Calling the euro zone the "epicenter of potential risk" for a world economic recovery that is "timid and fragile," Lagarde also urged European Union policymakers to directly inject some of their bailout funds into troubled EU banks.
"We expect our firepower to be significantly increased as an outcome of this meeting," she said at a news conference to kick off the spring meetings of the IMF and World Bank.
The IMF wants to secure at least $400 billion in new funding, which would double its firepower to deal with the euro zone debt crisis and any spillover to other countries.
So far, it has raised $320 billion - all from Europeans and Japan. It wants additional contributions from the leading emerging economies, which are resisting until they get some further assurance they will get a larger say in running the international lender.
A larger IMF war chest to safeguard countries outside of Europe that might run into trouble if the euro zone's troubles widened could help ease concerns in financial markets over the risk of global contagion.
Investors are worried the crisis could hit Italy and Spain, forcing them to join Greece, Ireland and Portugal as bailout recipients.
Markets are worried about Spain's ability to ratchet down its budget deficit as its economy shrinks.
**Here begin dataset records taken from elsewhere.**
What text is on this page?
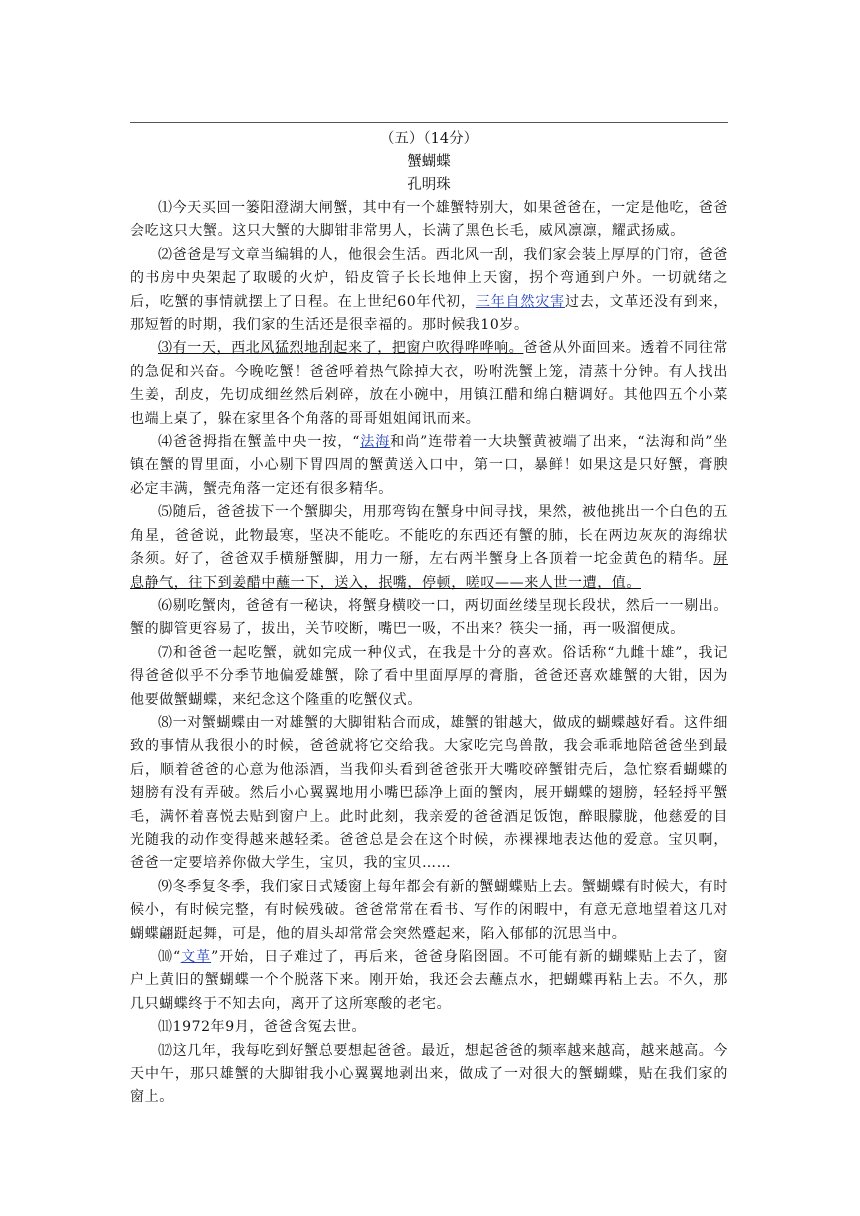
（五）（14分）
蟹蝴蝶
孔明珠

⑴今天买回一篓阳澄湖大闸蟹，其中有一个雄蟹特别大，如果爸爸在，一定是他吃，爸爸会吃这只大蟹。这只大蟹的大脚钳非常男人，长满了黑色长毛，威风凛凛，耀武扬威。

⑵爸爸是写文章当编辑的人，他很会生活。西北风一刮，我们家会装上厚厚的门帘，爸爸的书房中央架起了取暖的火炉，铅皮管子长长地伸上天窗，拐个弯通到户外。一切就绪之后，吃蟹的事情就摆上了日程。在上世纪60年代初，三年自然灾害过去，文革还没有到来，那短暂的时期，我们家的生活还是很幸福的。那时候我10岁。

⑶有一天，西北风猛烈地刮起来了，把窗户吹得哗哗响。爸爸从外面回来。透着不同往常的急促和兴奋。今晚吃蟹！爸爸呼着热气除掉大衣，吩咐洗蟹上笼，清蒸十分钟。有人找出生姜，刮皮，先切成细丝然后剁碎，放在小碗中，用镇江醋和绵白糖调好。其他四五个小菜也端上桌了，躲在家里各个角落的哥哥姐姐闻讯而来。

⑷爸爸拇指在蟹盖中央一按，“法海和尚”连带着一大块蟹黄被端了出来，“法海和尚”坐镇在蟹的胃里面，小心剔下胃四周的蟹黄送入口中，第一口，暴鲜！如果这是只好蟹，膏腴必定丰满，蟹壳角落一定还有很多精华。

⑸随后，爸爸拔下一个蟹脚尖，用那弯钩在蟹身中间寻找，果然，被他挑出一个白色的五角星，爸爸说，此物最寒，坚决不能吃。不能吃的东西还有蟹的肺，长在两边灰灰的海绵状条须。好了，爸爸双手横掰蟹脚，用力一掰，左右两半蟹身上各顶着一坨金黄色的精华。屏息静气，往下到姜醋中蘸一下，送入，抿嘴，停顿，嗟叹——来人世一遭，值。

⑹剔吃蟹肉，爸爸有一秘诀，将蟹身横咬一口，两切面丝缕呈现长段状，然后一一剔出。蟹的脚管更容易了，拔出，关节咬断，嘴巴一吸，不出来？筷尖一捅，再一吸溜便成。

⑺和爸爸一起吃蟹，就如完成一种仪式，在我是十分的喜欢。俗话称“九雌十雄”，我记得爸爸似乎不分季节地偏爱雄蟹，除了看中里面厚厚的膏脂，爸爸还喜欢雄蟹的大钳，因为他要做蟹蝴蝶，来纪念这个隆重的吃蟹仪式。

⑻一对蟹蝴蝶由一对雄蟹的大脚钳粘合而成，雄蟹的钳越大，做成的蝴蝶越好看。这件细致的事情从我很小的时候，爸爸就将它交给我。大家吃完鸟兽散，我会乖乖地陪爸爸坐到最后，顺着爸爸的心意为他添酒，当我仰头看到爸爸张开大嘴咬碎蟹钳壳后，急忙察看蝴蝶的翅膀有没有弄破。然后小心翼翼地用小嘴巴舔净上面的蟹肉，展开蝴蝶的翅膀，轻轻捋平蟹毛，满怀着喜悦去贴到窗户上。此时此刻，我亲爱的爸爸酒足饭饱，醉眼朦胧，他慈爱的目光随我的动作变得越来越轻柔。爸爸总是会在这个时候，赤裸裸地表达他的爱意。宝贝啊，爸爸一定要培养你做大学生，宝贝，我的宝贝……

⑼冬季复冬季，我们家日式矮窗上每年都会有新的蟹蝴蝶贴上去。蟹蝴蝶有时候大，有时候小，有时候完整，有时候残破。爸爸常常在看书、写作的闲暇中，有意无意地望着这几对蝴蝶翩跹起舞，可是，他的眉头却常常会突然蹙起来，陷入郁郁的沉思当中。

⑽“文革”开始，日子难过了，再后来，爸爸身陷囹圄。不可能有新的蝴蝶贴上去了，窗户上黄旧的蟹蝴蝶一个个脱落下来。刚开始，我还会去蘸点水，把蝴蝶再粘上去。不久，那几只蝴蝶终于不知去向，离开了这所寒酸的老宅。

⑾1972年9月，爸爸含冤去世。

⑿这几年，我每吃到好蟹总要想起爸爸。最近，想起爸爸的频率越来越高，越来越高。今天中午，那只雄蟹的大脚钳我小心翼翼地剥出来，做成了一对很大的蟹蝴蝶，贴在我们家的窗上。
Global stocks fell on Thursday despite solid demand for Spanish bonds as investors remained skeptical about the fiscal soundness of the euro zone and softer-than-expected U.S. economic data damped sentiment.
Finance ministers from the BRICS group of leading emerging market nations - Brazil, Russia, India, China and South Africa - were scheduled to gather in Washington later on Thursday, and the prospect of further IMF financing was certain to be discussed.
China, Brazil and Russia have said they are willing to chip in but they want to get more voting power at the IMF in return.
When Japanese Finance Minister Jun Azumi said on Tuesday that Japan would contribute $60 billion in loans, he said there was no gap between China and Japan on IMF funding.
The Group of Seven developed nations were set to talk about bulking up the IMF's resources at an informal meeting later on Thursday, and the topic was set to be taken up by the Group of 20 developed and developing nations at a dinner and again at a meeting on Friday.
"Ensuring that the fund has sufficient resources to tackle rises and to promote global economic stability is in the interests of all our members," Lagarde said on Wednesday as she announced the latest in funding commitments.
She hopes to secure at least $400 billion at this week's meetings, which conclude on Saturday with a meeting of the IMF's steering committee and the joint IMF/World Bank Development Committee.
A rise in borrowing costs in Spain and Italy has lent urgency to the fundraising effort, and the IMF has warned the fallout from a broadening of the crisis could imperil the global economic recovery.
The United States has declined to provide fresh funds but on Wednesday it threw its weight behind the effort to raise more capital from other nations. Previously, it had pressed for bolder action from Europe first.
Lagarde said Europe had taken "significant steps" to combat the crisis and erect a financial firewall to contain it. "There is a little bit missing here or there but it shows significant determination to defend their currency zone."
In addition to bulking up its own bailout funds, the euro zone has said it would provide about $200 billion to the IMF.
Sweden said it would commit $10 billion and increase the amount to $14.7 billion later, while Denmark said it would give $7 billion. Norway pledged about $9.3 billion.
While Europe won some praise from Lagarde on Thursday, she said the region should enable its bailout fund to inject capital directly into banks.
"The European Stability Mechanism and European Financial Stability Facility could actually help in terms of recapitalization anywhere in the euro zone," she said. "What we are advocating is that this be done without channeling through the sovereigns."